The MTA is expected to vote later this week on a plan to raise fares for transit riders, and one of the proposals on the table would increase the base fare to $3 per ride—a hike that would disproportionately burden Access-a-Ride users, who are forced to pay cash for their trips, riders and advocates argued Tuesday.
The transportation authority has proposed two options for fare increases, which are slated to take effect in March. The first would retain the current $2.75 fare price, but eliminate the existing 5 percent bonus for purchases over $5.50. The second option would hike the base fare to $3, but offer a 10 percent bonus on any transaction over $6, according to the plans.
It’s the second proposal that’s drawn the ire of those who use Access-a-Ride (AAR), the MTA’s shared car service for New Yorkers with disabilities. AAR users cannot use MetroCards to pay for trips on the system, and instead are required to pay the exact fare in cash—meaning they won’t be eligible for the 10 percent bonus under the MTA’s second fare hike option. So while many subway and bus riders would be able to take advantage of the bonus, bringing their adjusted base fare down to $2.73 per ride, AAR patrons would be forced to pony up the full $3 each trip.
“All of those discounts that should be available to everybody are not available to people with disabilities who are AAR users,” said Ruth Lowenkron, director of disability justice at New York Lawyers for the Public Interest, one of several people who testified about the issue before MTA board members at their transit committee meeting Tuesday.
The current $2.75 fare paid by AAR users, another paratransit user testfied, is already higher than what most subway and bus riders who can purchase monthly or weekly MetroCards pay. Many who use AAR do so because they have fewer alternatives, as a majority of the city’s subway stations are still inaccessible.
“We already pay more,” the woman told MTA board members. “It’s a sad day when whether we can walk or not determines what the size of our fare is going to be.”
The fare hike would be especially egregious, another speaker said, since many AAR users complain the service itself remains cumbersome and inefficient: Riders must book their trips a day or two in advance and be outside to meet their drivers within five minutes of their scheduled pickup time, or the driver will leave.
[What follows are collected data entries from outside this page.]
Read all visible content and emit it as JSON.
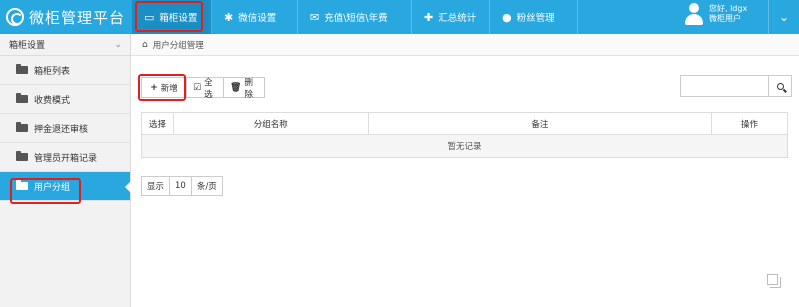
{
  "brand": {
    "title": "微柜管理平台",
    "logo_icon": "cabinet-logo-icon"
  },
  "nav": [
    {
      "label": "箱柜设置",
      "icon": "monitor-icon",
      "glyph": "▭",
      "active": true
    },
    {
      "label": "微信设置",
      "icon": "gear-icon",
      "glyph": "✱"
    },
    {
      "label": "充值\\短信\\年费",
      "icon": "mail-icon",
      "glyph": "✉"
    },
    {
      "label": "汇总统计",
      "icon": "puzzle-icon",
      "glyph": "✚"
    },
    {
      "label": "粉丝管理",
      "icon": "user-icon",
      "glyph": "●"
    }
  ],
  "user": {
    "greeting": "您好, ldgx",
    "role": "微柜用户",
    "toggle": "⌄"
  },
  "sidebar": {
    "section": "箱柜设置",
    "items": [
      {
        "label": "箱柜列表"
      },
      {
        "label": "收费模式"
      },
      {
        "label": "押金退还审核"
      },
      {
        "label": "管理员开箱记录"
      },
      {
        "label": "用户分组",
        "active": true
      }
    ]
  },
  "breadcrumb": {
    "home_glyph": "⌂",
    "label": "用户分组管理"
  },
  "toolbar": {
    "add": {
      "glyph": "+",
      "label": "新增"
    },
    "select_all": {
      "glyph": "☑",
      "label": "全选"
    },
    "delete": {
      "glyph": "🗑",
      "label": "删除"
    }
  },
  "search": {
    "placeholder": "",
    "value": ""
  },
  "table": {
    "columns": [
      "选择",
      "分组名称",
      "备注",
      "操作"
    ],
    "empty_text": "暂无记录"
  },
  "pager": {
    "show_label": "显示",
    "page_size": "10",
    "unit_label": "条/页"
  },
  "colors": {
    "accent": "#29a7df",
    "accent_dark": "#1b8fc4",
    "highlight": "#e02020"
  }
}
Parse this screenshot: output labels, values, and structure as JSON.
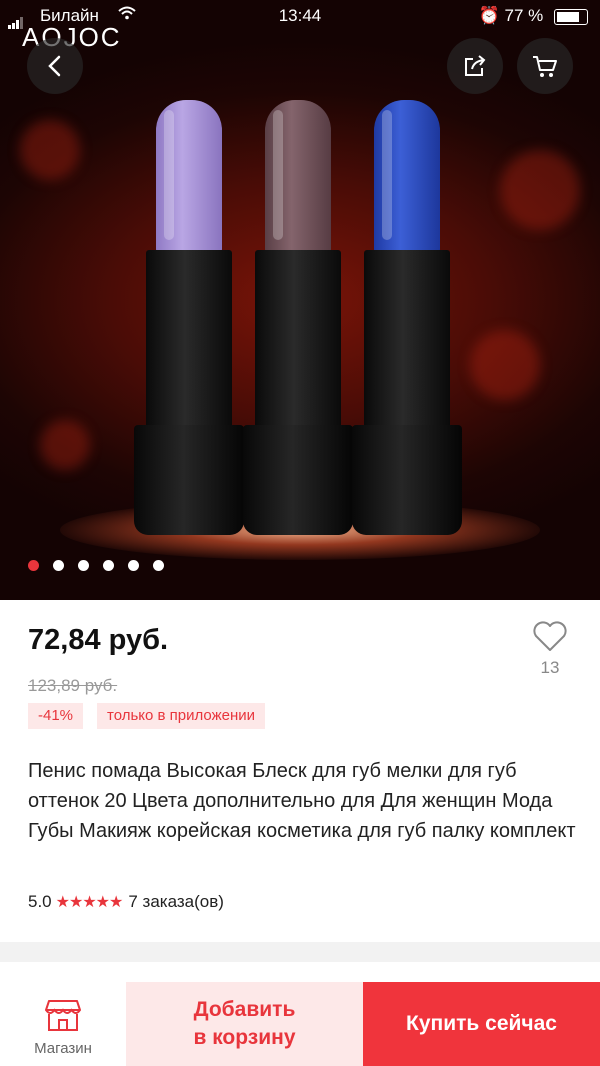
{
  "status_bar": {
    "carrier": "Билайн",
    "time": "13:44",
    "battery": "77 %"
  },
  "brand": "AOJOC",
  "icons": {
    "back": "chevron-left-icon",
    "share": "share-icon",
    "cart": "cart-icon",
    "heart": "heart-icon",
    "store": "store-icon"
  },
  "gallery": {
    "active_index": 0,
    "dots": [
      0,
      1,
      2,
      3,
      4,
      5
    ]
  },
  "product": {
    "price": "72,84 руб.",
    "old_price": "123,89 руб.",
    "discount": "-41%",
    "app_only": "только в приложении",
    "wishlist_count": "13",
    "title": "Пенис помада Высокая Блеск для губ мелки для губ оттенок 20 Цвета дополнительно для Для женщин Мода Губы Макияж корейская косметика для губ палку комплект",
    "rating": "5.0",
    "stars": "★★★★★",
    "orders": "7 заказа(ов)"
  },
  "bottom_bar": {
    "store_label": "Магазин",
    "add_to_cart_line1": "Добавить",
    "add_to_cart_line2": "в корзину",
    "buy_now": "Купить сейчас"
  },
  "colors": {
    "accent": "#f0343c",
    "accent_light": "#fde8e8",
    "lipstick_colors": [
      "#a792d6",
      "#6e5058",
      "#2b48b8"
    ]
  }
}
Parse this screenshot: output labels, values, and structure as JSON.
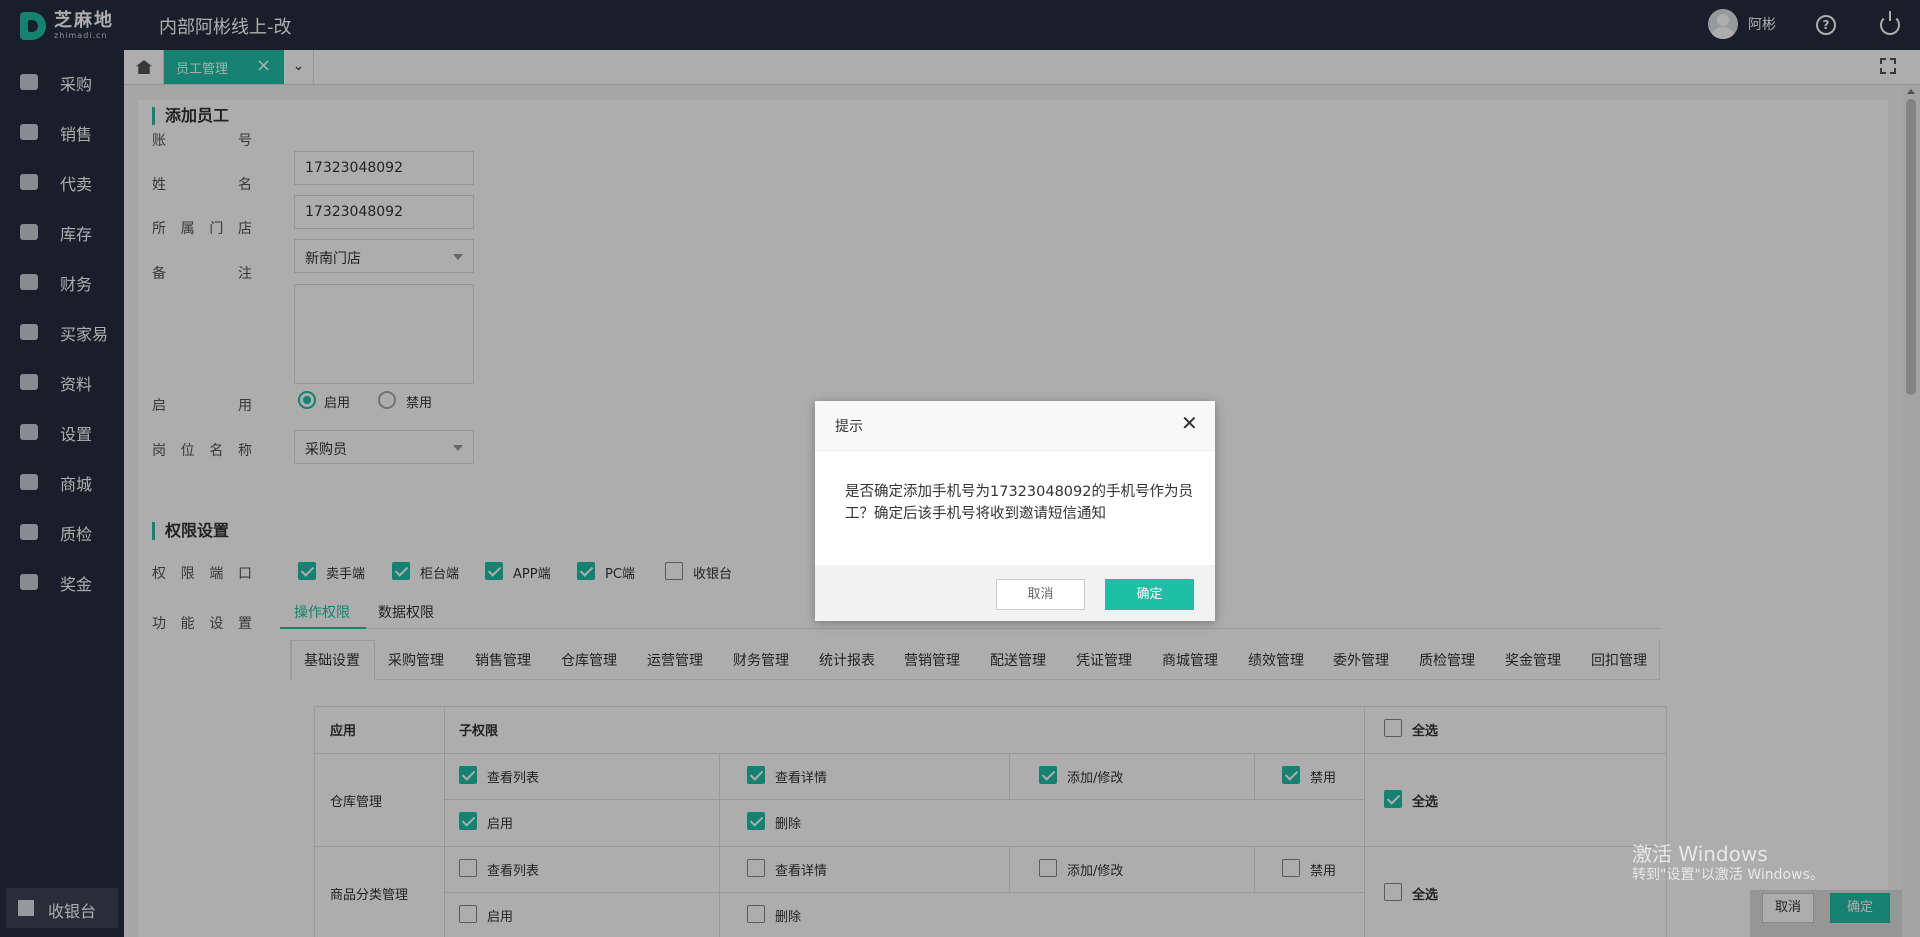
{
  "topbar": {
    "logo_text": "芝麻地",
    "logo_sub": "zhimadi.cn",
    "app_title": "内部阿彬线上-改",
    "user_name": "阿彬",
    "help_icon": "question-circle-icon",
    "power_icon": "power-icon"
  },
  "sidebar": {
    "items": [
      {
        "label": "采购",
        "icon": "basket-icon"
      },
      {
        "label": "销售",
        "icon": "cart-icon"
      },
      {
        "label": "代卖",
        "icon": "tag-icon"
      },
      {
        "label": "库存",
        "icon": "warehouse-icon"
      },
      {
        "label": "财务",
        "icon": "shield-yen-icon"
      },
      {
        "label": "买家易",
        "icon": "store-icon"
      },
      {
        "label": "资料",
        "icon": "printer-icon"
      },
      {
        "label": "设置",
        "icon": "gear-icon"
      },
      {
        "label": "商城",
        "icon": "store-icon"
      },
      {
        "label": "质检",
        "icon": "basket-icon"
      },
      {
        "label": "奖金",
        "icon": "store-icon"
      }
    ],
    "cashier_label": "收银台"
  },
  "tabs": {
    "active_label": "员工管理"
  },
  "form": {
    "section_title": "添加员工",
    "account_label": [
      "账",
      "号"
    ],
    "account_value": "17323048092",
    "name_label": [
      "姓",
      "名"
    ],
    "name_value": "17323048092",
    "store_label": [
      "所",
      "属",
      "门",
      "店"
    ],
    "store_value": "新南门店",
    "remark_label": [
      "备",
      "注"
    ],
    "enable_label": [
      "启",
      "用"
    ],
    "enable_on": "启用",
    "enable_off": "禁用",
    "position_label": [
      "岗",
      "位",
      "名",
      "称"
    ],
    "position_value": "采购员"
  },
  "perm": {
    "section_title": "权限设置",
    "terminal_label": [
      "权",
      "限",
      "端",
      "口"
    ],
    "terminals": [
      {
        "label": "卖手端",
        "checked": true
      },
      {
        "label": "柜台端",
        "checked": true
      },
      {
        "label": "APP端",
        "checked": true
      },
      {
        "label": "PC端",
        "checked": true
      },
      {
        "label": "收银台",
        "checked": false
      }
    ],
    "func_label": [
      "功",
      "能",
      "设",
      "置"
    ],
    "subtabs": [
      "操作权限",
      "数据权限"
    ],
    "modules": [
      "基础设置",
      "采购管理",
      "销售管理",
      "仓库管理",
      "运营管理",
      "财务管理",
      "统计报表",
      "营销管理",
      "配送管理",
      "凭证管理",
      "商城管理",
      "绩效管理",
      "委外管理",
      "质检管理",
      "奖金管理",
      "回扣管理"
    ],
    "table": {
      "col_app": "应用",
      "col_sub": "子权限",
      "col_all": "全选",
      "rows": [
        {
          "app": "仓库管理",
          "perms": [
            {
              "label": "查看列表",
              "checked": true
            },
            {
              "label": "查看详情",
              "checked": true
            },
            {
              "label": "添加/修改",
              "checked": true
            },
            {
              "label": "禁用",
              "checked": true
            },
            {
              "label": "启用",
              "checked": true
            },
            {
              "label": "删除",
              "checked": true
            }
          ],
          "all_checked": true
        },
        {
          "app": "商品分类管理",
          "perms": [
            {
              "label": "查看列表",
              "checked": false
            },
            {
              "label": "查看详情",
              "checked": false
            },
            {
              "label": "添加/修改",
              "checked": false
            },
            {
              "label": "禁用",
              "checked": false
            },
            {
              "label": "启用",
              "checked": false
            },
            {
              "label": "删除",
              "checked": false
            }
          ],
          "all_checked": false
        }
      ]
    }
  },
  "dialog": {
    "title": "提示",
    "message": "是否确定添加手机号为17323048092的手机号作为员工？确定后该手机号将收到邀请短信通知",
    "cancel": "取消",
    "ok": "确定"
  },
  "bottom": {
    "cancel": "取消",
    "ok": "确定"
  },
  "watermark": {
    "line1": "激活 Windows",
    "line2": "转到\"设置\"以激活 Windows。"
  },
  "colors": {
    "accent": "#1fbfa5",
    "sidebar_bg": "#262f3e"
  }
}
Since the service is shared, it can mean users are subjected to long, meandering rides—often to boroughs outside their destinations—to pick up and drop off other passengers.
“I can’t believe that there are proposals for a fare hike that would increase the cost of AAR trips by almost 10 percent, even though you know that most of the people that this would affect live on fixed incomes, and the service does not seem one percent better,” said Janice Bartley, a disability rights advocate.
The MTA says it’s working to improve accessibility on a number of fronts: New York City Transit President Andy Byford’s “Fast Forward” plan includes an initiative to install elevators at 50 additional subway stations in the next five years, and the agency hired its first accessibility adviser last year. It also rolled out a pilot program that allows about 1,200 AAR users to book their rides on demand through an app, a more flexible option than the current system.
But that e-hail program proved more popular, and expensive, than the MTA initially expected, and overall paratransit costs are increasing at a time when the agency is also grappling with declines in projected fare and dedicated tax revenue.
“Improving paratransit service is one of our top priorities, and popular new advancements like e-hail are contributing to steeply rising operating costs,” an MTA spokesman said in a statement. “An unchanged paratransit fare is one of the proposed options, the MTA Board will consider all public feedback before adopting any new fare structure, and as demonstrated in the past, the Board is not limited to the proposals already put forward.”
But advocates say the proposed $3 fare structure option is unfair not just to AAR users, but to low-income transit riders in general, many of whom aren’t always able to pay for more than a trip or two at a time and so can’t take advantage of the bonus, as those who can afford to pay more upfront can.
“A lot of people would be affected by an increase in the base fare, many of them people who really can’t even put together a handful of dollars for a couple of trips,” says Joseph Rappaport, executive director of Brooklyn Center for Independence of the Disabled. “It’s just wrong.”